Firstly, check you are receiving all the benefits to which you are entitled. Many people with cancer miss out on benefits which are rightfully theirs. Contact the Macmillan Benefits Advisers on 0300 123 3233 option 1 to ensure you are receiving all the support you are entitled to.
It is important to prioritise your debts. It is crucial to deal with the most important ones first, for example, mortgage, rent arrears and utilities such as gas, electricity and water. Contact the organisations involved to discuss a reduced payment amount. Most companies prefer to come to this kind of agreement rather than taking matter to court.
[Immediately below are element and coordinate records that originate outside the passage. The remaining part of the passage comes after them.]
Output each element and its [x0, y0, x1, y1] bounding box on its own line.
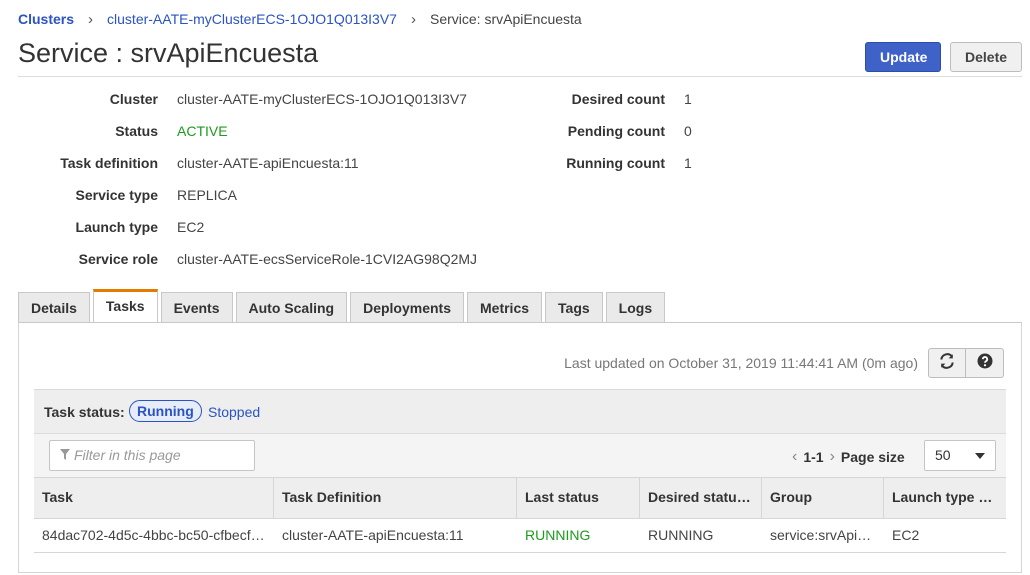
page-range: 1-1 [803, 449, 824, 465]
tab-tasks[interactable]: Tasks [92, 289, 158, 323]
task-id-link[interactable]: 84dac702-4d5c-4bbc-bc50-cfbecf… [34, 519, 274, 552]
tab-auto-scaling[interactable]: Auto Scaling [235, 292, 348, 323]
previous-page-icon[interactable]: ‹ [792, 448, 797, 466]
tasks-table: Task Task Definition Last status Desired… [34, 477, 1006, 553]
launch-type-value: EC2 [177, 219, 205, 235]
service-type-label: Service type [75, 187, 159, 203]
refresh-icon [939, 352, 955, 374]
breadcrumb-current: Service: srvApiEncuesta [429, 11, 582, 27]
task-status-bar: Task status: Running Stopped [34, 389, 1006, 434]
column-header-group[interactable]: Group [762, 478, 884, 518]
tab-tags[interactable]: Tags [545, 292, 603, 323]
column-header-task[interactable]: Task [34, 478, 274, 518]
group-cell: service:srvApi… [770, 527, 872, 543]
tab-details[interactable]: Details [18, 292, 90, 323]
desired-count-value: 1 [684, 91, 692, 107]
page-title: Service : srvApiEncuesta [18, 38, 319, 68]
desired-status-cell: RUNNING [648, 527, 714, 543]
column-header-task-definition[interactable]: Task Definition [274, 478, 517, 518]
pagination: ‹ 1-1 › Page size [792, 448, 905, 466]
launch-type-label: Launch type [75, 219, 158, 235]
running-count-value: 1 [684, 155, 692, 171]
tab-events[interactable]: Events [160, 292, 233, 323]
filter-icon [60, 441, 70, 470]
help-icon [977, 353, 993, 374]
desired-count-label: Desired count [571, 91, 665, 107]
task-definition-cell-link[interactable]: cluster-AATE-apiEncuesta:11 [274, 519, 517, 552]
breadcrumb-separator: › [410, 10, 416, 28]
tab-bar: Details Tasks Events Auto Scaling Deploy… [18, 289, 666, 323]
service-type-value: REPLICA [177, 187, 237, 203]
column-header-last-status[interactable]: Last status [517, 478, 640, 518]
filter-bar: Filter in this page ‹ 1-1 › Page size 50 [34, 433, 1006, 478]
breadcrumb-clusters-link[interactable]: Clusters [18, 11, 74, 27]
cluster-label: Cluster [109, 91, 158, 107]
last-status-cell: RUNNING [525, 527, 591, 543]
task-definition-label: Task definition [60, 155, 158, 171]
help-button[interactable] [966, 348, 1004, 378]
status-value: ACTIVE [177, 123, 228, 139]
service-role-value: cluster-AATE-ecsServiceRole-1CVI2AG98Q2M… [177, 251, 478, 267]
stopped-filter-link[interactable]: Stopped [208, 404, 260, 420]
breadcrumb: Clusters › cluster-AATE-myClusterECS-1OJ… [18, 10, 582, 28]
service-role-label: Service role [78, 251, 158, 267]
status-label: Status [115, 123, 158, 139]
table-header: Task Task Definition Last status Desired… [34, 477, 1006, 519]
page-size-label: Page size [840, 449, 905, 465]
tab-deployments[interactable]: Deployments [350, 292, 464, 323]
table-row: 84dac702-4d5c-4bbc-bc50-cfbecf… cluster-… [34, 519, 1006, 553]
task-definition-link[interactable]: cluster-AATE-apiEncuesta:11 [177, 155, 359, 171]
column-header-desired-status[interactable]: Desired statu… [640, 478, 762, 518]
breadcrumb-cluster-link[interactable]: cluster-AATE-myClusterECS-1OJO1Q013I3V7 [107, 11, 397, 27]
filter-input[interactable]: Filter in this page [49, 440, 255, 471]
refresh-button[interactable] [928, 348, 966, 378]
next-page-icon[interactable]: › [830, 448, 835, 466]
filter-placeholder: Filter in this page [74, 447, 181, 463]
tab-metrics[interactable]: Metrics [467, 292, 543, 323]
cluster-link[interactable]: cluster-AATE-myClusterECS-1OJO1Q013I3V7 [177, 91, 467, 107]
task-status-label: Task status: [44, 404, 125, 420]
last-updated-text: Last updated on October 31, 2019 11:44:4… [564, 355, 918, 371]
delete-button[interactable]: Delete [950, 42, 1022, 72]
running-count-label: Running count [566, 155, 665, 171]
launch-type-cell: EC2 [892, 527, 920, 543]
pending-count-value: 0 [684, 123, 692, 139]
chevron-down-icon [975, 453, 985, 459]
page-size-select[interactable]: 50 [924, 440, 996, 471]
column-header-launch-type[interactable]: Launch type … [884, 478, 1006, 518]
tab-logs[interactable]: Logs [605, 292, 666, 323]
update-button[interactable]: Update [865, 42, 941, 72]
page-size-value: 50 [935, 447, 951, 463]
breadcrumb-separator: › [88, 10, 94, 28]
running-filter-pill[interactable]: Running [129, 400, 202, 422]
title-divider [18, 76, 1022, 77]
pending-count-label: Pending count [567, 123, 665, 139]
It is also helpful to let your creditors know why you are having financial problems.
You could also speak with your local Citizens Advice Bureau or Money Advice Centre.
Making a will
A will is a way of making sure your wishes are carried out after you die. If you leave a will, your executor will carry out its instructions. An executor is someone you nominate to sort out your money and property after you die. It may be a relative or friend, or a professional person such as a solicitor or bank manager.
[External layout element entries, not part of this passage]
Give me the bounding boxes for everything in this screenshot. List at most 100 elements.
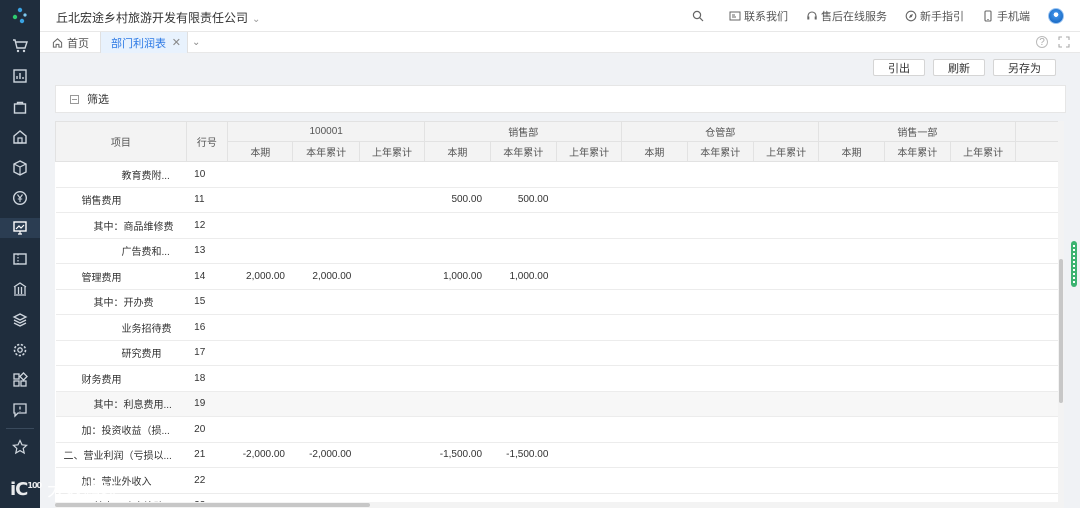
row-amount-cell[interactable] <box>950 365 1016 392</box>
row-amount-cell[interactable] <box>359 238 425 264</box>
row-amount-cell[interactable] <box>490 365 557 392</box>
row-amount-cell[interactable]: 2,000.00 <box>292 263 360 290</box>
row-amount-cell[interactable] <box>556 289 622 315</box>
row-amount-cell[interactable] <box>687 238 754 264</box>
report-chart-icon[interactable] <box>10 66 30 86</box>
row-amount-cell[interactable] <box>227 187 293 213</box>
row-amount-cell[interactable] <box>950 289 1016 315</box>
row-amount-cell[interactable] <box>884 289 951 315</box>
row-amount-cell[interactable] <box>227 161 293 188</box>
row-amount-cell[interactable] <box>424 238 491 264</box>
row-amount-cell[interactable] <box>621 365 688 392</box>
side-panel-handle[interactable] <box>1071 241 1077 287</box>
table-row[interactable]: 研究费用 17 <box>55 340 1060 366</box>
row-amount-cell[interactable] <box>687 416 754 443</box>
row-amount-cell[interactable] <box>227 314 293 341</box>
row-amount-cell[interactable] <box>490 289 557 315</box>
row-amount-cell[interactable] <box>292 391 360 417</box>
row-amount-cell[interactable]: -2,000.00 <box>292 442 360 468</box>
row-amount-cell[interactable] <box>490 340 557 366</box>
row-amount-cell[interactable] <box>621 212 688 239</box>
row-amount-cell[interactable] <box>753 289 819 315</box>
row-amount-cell[interactable]: 500.00 <box>424 187 491 213</box>
table-row[interactable]: 加：投资收益（损... 20 <box>55 416 1060 443</box>
row-amount-cell[interactable] <box>556 365 622 392</box>
row-amount-cell[interactable] <box>1015 314 1060 341</box>
row-amount-cell[interactable] <box>292 340 360 366</box>
row-amount-cell[interactable] <box>687 161 754 188</box>
row-amount-cell[interactable] <box>556 187 622 213</box>
row-amount-cell[interactable] <box>884 238 951 264</box>
beginner-guide-link[interactable]: 新手指引 <box>905 8 964 24</box>
row-amount-cell[interactable] <box>490 467 557 494</box>
row-amount-cell[interactable] <box>490 212 557 239</box>
row-amount-cell[interactable] <box>1015 263 1060 290</box>
feedback-icon[interactable] <box>10 400 30 420</box>
row-amount-cell[interactable] <box>621 187 688 213</box>
row-amount-cell[interactable] <box>818 391 885 417</box>
warehouse-icon[interactable] <box>10 127 30 147</box>
row-amount-cell[interactable] <box>424 212 491 239</box>
row-amount-cell[interactable] <box>884 187 951 213</box>
row-amount-cell[interactable] <box>359 416 425 443</box>
horizontal-scrollbar[interactable] <box>55 502 1060 508</box>
row-amount-cell[interactable] <box>556 340 622 366</box>
row-amount-cell[interactable] <box>556 263 622 290</box>
row-amount-cell[interactable] <box>818 442 885 468</box>
user-avatar[interactable] <box>1048 8 1064 24</box>
row-amount-cell[interactable] <box>227 416 293 443</box>
currency-icon[interactable] <box>10 188 30 208</box>
row-amount-cell[interactable]: 1,000.00 <box>424 263 491 290</box>
tab-department-profit[interactable]: 部门利润表 ✕ <box>100 32 188 53</box>
row-amount-cell[interactable] <box>884 391 951 417</box>
row-amount-cell[interactable] <box>753 212 819 239</box>
filter-panel[interactable]: 筛选 <box>55 85 1066 113</box>
row-amount-cell[interactable] <box>884 467 951 494</box>
row-amount-cell[interactable] <box>292 238 360 264</box>
row-amount-cell[interactable] <box>292 161 360 188</box>
row-amount-cell[interactable] <box>556 391 622 417</box>
row-amount-cell[interactable] <box>818 289 885 315</box>
row-amount-cell[interactable] <box>621 442 688 468</box>
search-button[interactable] <box>692 10 707 22</box>
table-row[interactable]: 其中：开办费 15 <box>55 289 1060 315</box>
row-amount-cell[interactable] <box>950 340 1016 366</box>
row-amount-cell[interactable] <box>227 238 293 264</box>
row-amount-cell[interactable] <box>753 187 819 213</box>
row-amount-cell[interactable] <box>1015 161 1060 188</box>
row-amount-cell[interactable] <box>950 467 1016 494</box>
row-amount-cell[interactable] <box>556 212 622 239</box>
row-amount-cell[interactable] <box>556 238 622 264</box>
bag-icon[interactable] <box>10 97 30 117</box>
row-amount-cell[interactable]: 2,000.00 <box>227 263 293 290</box>
row-amount-cell[interactable] <box>424 314 491 341</box>
finance-report-icon[interactable] <box>0 218 40 238</box>
row-amount-cell[interactable] <box>818 263 885 290</box>
row-amount-cell[interactable] <box>884 314 951 341</box>
row-amount-cell[interactable] <box>818 365 885 392</box>
contact-us-link[interactable]: 联系我们 <box>729 8 788 24</box>
table-row[interactable]: 其中：商品维修费 12 <box>55 212 1060 239</box>
row-amount-cell[interactable] <box>292 314 360 341</box>
collapse-toggle-icon[interactable] <box>70 94 79 104</box>
row-amount-cell[interactable] <box>753 365 819 392</box>
row-amount-cell[interactable] <box>227 212 293 239</box>
row-amount-cell[interactable] <box>556 442 622 468</box>
row-amount-cell[interactable] <box>950 161 1016 188</box>
row-amount-cell[interactable] <box>950 263 1016 290</box>
table-row[interactable]: 业务招待费 16 <box>55 314 1060 341</box>
row-amount-cell[interactable] <box>818 467 885 494</box>
save-as-button[interactable]: 另存为 <box>993 59 1056 76</box>
row-amount-cell[interactable] <box>818 187 885 213</box>
row-amount-cell[interactable] <box>1015 212 1060 239</box>
row-amount-cell[interactable] <box>818 161 885 188</box>
row-amount-cell[interactable] <box>424 365 491 392</box>
row-amount-cell[interactable]: 1,000.00 <box>490 263 557 290</box>
ticket-icon[interactable] <box>10 249 30 269</box>
table-row[interactable]: 财务费用 18 <box>55 365 1060 392</box>
row-amount-cell[interactable] <box>753 238 819 264</box>
row-amount-cell[interactable] <box>884 161 951 188</box>
row-amount-cell[interactable] <box>292 289 360 315</box>
row-amount-cell[interactable] <box>556 161 622 188</box>
row-amount-cell[interactable] <box>424 391 491 417</box>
For more information on wills visit:
- AgeNI – practical advice about making and updating your will,
- Macmillan Cancer Support – Macmillan Cancer Support also has a discounted will writing service.
- The Law Society (NI) – This website can help answer questions like ‘Why should I make a will?’ in straightforward and simple terms and tells you what will happen to your assets and property if you choose not to make a will.
When someone dies
Losing a loved one to cancer can be one of the hardest things any of us can go through. When you have cancer it can also be hard to think of dying or your own death.
Here are some possible sources of information, advice and support if someone close to you has died, or if you are thinking about your own death.
Northern Ireland Bereavement Service
This is part of the Social Security Agency and is a number you can ring to get benefits stopped for someone who has died. You can also check if you are entitled to Bereavement Benefits or a Social Fund Funeral Payment. Call 0800 0852 463.
Support for the bereaved
The Way Foundation – provides a self-help social and support network for men and women widowed up to the age of 50, and their children. The main aim is to help those widowed young to rebuild their lives by helping one another.
Age NI – provides information on what happens when someone dies, how to arrange a funeral, financial help, organ donation, useful addresses and suggestions for further reading. Tel: 0808 808 7575.
Cruse bereavement care – provides support whenever or however the death occurred and services are provided by trained, experienced volunteers. Cruse offers face-to-face, group, phone, email and online support. Tel: 028 9079 2419.
Local charities also offer bereavement counselling – contact the NHSCT Macmillan Information and Support Service to find out if there is a local charity near you that can help.